It's rough being in sixth grade. Not knowing who you are. Not knowing who you can trust. One example: the elementary school playground. One day, walking back in from recess, I divulged a dear heart secret of mine to three girls I thought were my very good friends: I wanted to earn a 4.0 grade point average. They all achieved this feat of scholasticism on a regular basis and met my aspiration with hearty guffaws.
"You? A 4.0? Hahahahaha!"
I felt lower than dirt. I wanted to sink into the black top and disappear. My eyes welled up and over flowed. I burst into tears as my heart broke and my body tried to run from the scene. Caught by our kind teacher, I struggled through sobs and snuffles to explain the source of my trauma.
"I told my friends I wanted to earn a 4.0 and they laughed at me!"

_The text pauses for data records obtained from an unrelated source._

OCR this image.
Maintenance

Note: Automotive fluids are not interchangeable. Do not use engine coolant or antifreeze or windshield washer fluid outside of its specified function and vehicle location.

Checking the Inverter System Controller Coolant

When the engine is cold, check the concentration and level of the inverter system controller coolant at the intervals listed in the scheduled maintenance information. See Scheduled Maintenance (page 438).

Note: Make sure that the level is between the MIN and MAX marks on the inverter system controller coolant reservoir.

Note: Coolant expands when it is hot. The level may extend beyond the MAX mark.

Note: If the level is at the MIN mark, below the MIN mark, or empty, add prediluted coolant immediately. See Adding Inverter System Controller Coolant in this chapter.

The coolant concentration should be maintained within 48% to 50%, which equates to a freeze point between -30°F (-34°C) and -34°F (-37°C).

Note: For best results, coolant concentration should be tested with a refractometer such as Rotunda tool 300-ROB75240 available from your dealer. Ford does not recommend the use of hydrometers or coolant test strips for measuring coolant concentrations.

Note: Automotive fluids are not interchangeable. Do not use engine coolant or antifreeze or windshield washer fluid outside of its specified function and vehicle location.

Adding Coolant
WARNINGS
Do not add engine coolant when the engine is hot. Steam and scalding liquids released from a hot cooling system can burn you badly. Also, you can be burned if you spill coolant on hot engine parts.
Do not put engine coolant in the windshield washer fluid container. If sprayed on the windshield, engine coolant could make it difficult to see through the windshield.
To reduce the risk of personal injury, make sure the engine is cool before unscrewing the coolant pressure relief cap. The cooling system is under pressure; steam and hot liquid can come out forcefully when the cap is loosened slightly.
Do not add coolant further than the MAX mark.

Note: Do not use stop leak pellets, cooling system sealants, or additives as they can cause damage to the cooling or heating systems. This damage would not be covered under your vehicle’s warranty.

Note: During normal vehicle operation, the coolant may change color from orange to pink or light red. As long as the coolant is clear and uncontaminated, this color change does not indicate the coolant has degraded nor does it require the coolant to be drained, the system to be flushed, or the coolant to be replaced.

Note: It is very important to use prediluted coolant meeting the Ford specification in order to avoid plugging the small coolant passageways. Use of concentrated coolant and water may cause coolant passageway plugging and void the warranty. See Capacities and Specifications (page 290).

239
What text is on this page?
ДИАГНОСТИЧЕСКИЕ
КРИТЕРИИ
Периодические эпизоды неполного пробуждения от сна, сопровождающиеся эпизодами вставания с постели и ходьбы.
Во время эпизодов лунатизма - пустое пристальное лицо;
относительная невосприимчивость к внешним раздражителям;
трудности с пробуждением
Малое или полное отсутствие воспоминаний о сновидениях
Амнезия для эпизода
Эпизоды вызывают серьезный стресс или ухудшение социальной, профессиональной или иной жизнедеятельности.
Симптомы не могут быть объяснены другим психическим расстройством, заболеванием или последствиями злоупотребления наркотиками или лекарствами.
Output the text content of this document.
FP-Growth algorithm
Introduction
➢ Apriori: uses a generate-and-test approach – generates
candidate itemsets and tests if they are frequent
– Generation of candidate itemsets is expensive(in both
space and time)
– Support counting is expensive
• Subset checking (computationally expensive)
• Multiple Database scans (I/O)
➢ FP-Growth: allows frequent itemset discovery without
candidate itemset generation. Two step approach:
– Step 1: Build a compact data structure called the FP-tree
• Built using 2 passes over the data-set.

God that sucked. I don't know which was worse: my friend's reactions or having to confess my heartbreak to the teacher. She reassured me somehow, planting seeds of the life lesson that living by the opinions of others would only lead me to suffering. I somehow managed to stuff my feelings back into my torso and gain enough control of myself to return to the class, but it was a lasting traumatic event in a verily pock-marked childhood.
You know what's funny? These three friends and I all went to the same magnet program in high school and it wasn't until we went our separate ways for college that I earned my first 4.0. Or so I thought. When I finally met my sixth grade heart's goal, I was beaming with pride and joy. A few years later, for some college scholarship application, I think, I had to submit all scholastic transcripts, including elementary school. You know what it showed? My last semester at St. Joseph's elementary school--my eigth grade year--I had a 4.0! I was flabbergasted. Turns out I carried an emotional chip on my shoulder for nothing for six years. Silliness.